Cat’s Bruch also talked about communication between renters and manufacturers via rental agents. His view was that the ultimate customer was the same whether the piece of equipment is sold right away or after being rented for a while, so the rental process should not affect the product design.

And, of course, part of the Cat Rental Store transaction is to talk to the customer about the features and benefits he or she wants from the equipment and what the customer’s equipment needs might be in the future.

Hard lessons

“This is not helping the industry,” Droege commented, referring to the financial troubles of NationsRent and other rental companies. “But I think it’s maybe a signal to everybody that the rental industry is not foolproof.”

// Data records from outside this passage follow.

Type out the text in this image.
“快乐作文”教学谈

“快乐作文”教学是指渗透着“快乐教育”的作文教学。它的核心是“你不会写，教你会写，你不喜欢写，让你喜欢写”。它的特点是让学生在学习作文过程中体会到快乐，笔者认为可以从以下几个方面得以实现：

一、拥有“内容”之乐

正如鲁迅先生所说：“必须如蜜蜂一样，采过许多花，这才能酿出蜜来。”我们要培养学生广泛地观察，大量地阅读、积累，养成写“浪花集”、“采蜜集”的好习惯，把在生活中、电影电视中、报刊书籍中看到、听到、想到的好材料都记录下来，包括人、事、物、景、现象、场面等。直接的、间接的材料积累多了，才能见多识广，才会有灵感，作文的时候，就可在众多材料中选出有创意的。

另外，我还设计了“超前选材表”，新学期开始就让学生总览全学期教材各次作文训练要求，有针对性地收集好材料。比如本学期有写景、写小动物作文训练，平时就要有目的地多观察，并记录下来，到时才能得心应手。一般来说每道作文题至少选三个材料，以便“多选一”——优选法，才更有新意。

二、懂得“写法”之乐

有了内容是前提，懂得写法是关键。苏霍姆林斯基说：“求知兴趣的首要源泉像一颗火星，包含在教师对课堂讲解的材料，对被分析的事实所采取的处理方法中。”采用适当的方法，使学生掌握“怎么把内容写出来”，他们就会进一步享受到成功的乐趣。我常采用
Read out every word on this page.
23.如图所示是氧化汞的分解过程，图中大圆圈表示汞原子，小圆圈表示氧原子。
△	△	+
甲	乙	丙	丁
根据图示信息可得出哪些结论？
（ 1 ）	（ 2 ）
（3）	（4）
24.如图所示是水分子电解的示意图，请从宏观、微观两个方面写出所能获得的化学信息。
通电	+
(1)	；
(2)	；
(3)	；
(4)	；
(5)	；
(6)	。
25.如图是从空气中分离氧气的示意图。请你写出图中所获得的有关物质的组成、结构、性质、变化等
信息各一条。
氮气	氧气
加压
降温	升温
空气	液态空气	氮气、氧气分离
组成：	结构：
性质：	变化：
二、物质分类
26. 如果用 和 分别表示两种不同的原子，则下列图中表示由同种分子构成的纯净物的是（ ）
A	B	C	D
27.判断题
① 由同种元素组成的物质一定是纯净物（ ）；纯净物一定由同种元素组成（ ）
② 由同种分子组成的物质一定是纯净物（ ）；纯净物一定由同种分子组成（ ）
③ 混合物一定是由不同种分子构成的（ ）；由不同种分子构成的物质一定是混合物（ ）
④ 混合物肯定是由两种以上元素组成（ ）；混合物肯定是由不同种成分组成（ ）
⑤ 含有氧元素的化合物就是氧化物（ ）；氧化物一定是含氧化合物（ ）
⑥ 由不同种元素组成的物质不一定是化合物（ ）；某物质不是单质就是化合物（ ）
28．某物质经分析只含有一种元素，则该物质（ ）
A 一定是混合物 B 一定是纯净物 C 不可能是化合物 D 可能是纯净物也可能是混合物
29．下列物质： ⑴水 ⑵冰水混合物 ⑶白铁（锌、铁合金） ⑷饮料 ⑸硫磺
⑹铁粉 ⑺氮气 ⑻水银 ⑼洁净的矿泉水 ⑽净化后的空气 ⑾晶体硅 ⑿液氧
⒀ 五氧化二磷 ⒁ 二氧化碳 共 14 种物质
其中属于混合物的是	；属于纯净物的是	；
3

The flip-side of aging your fleet is that the fleet—surprise—gets old. As Droege put it, “It’s like lettuce in the refrigerator. Sooner or later, when it gets a little brown, you’ve got to replace it.”

Droege indicated that RSC might begin increasing equipment purchases in spring: “Sometime in March, we’ll start taking delivery on certain pieces of equipment.”

If the industry is lucky, the general economy will begin to pick up and last year’s interest rate cuts will begin to kick in at about the same time they have to start replacing their “lettuce.”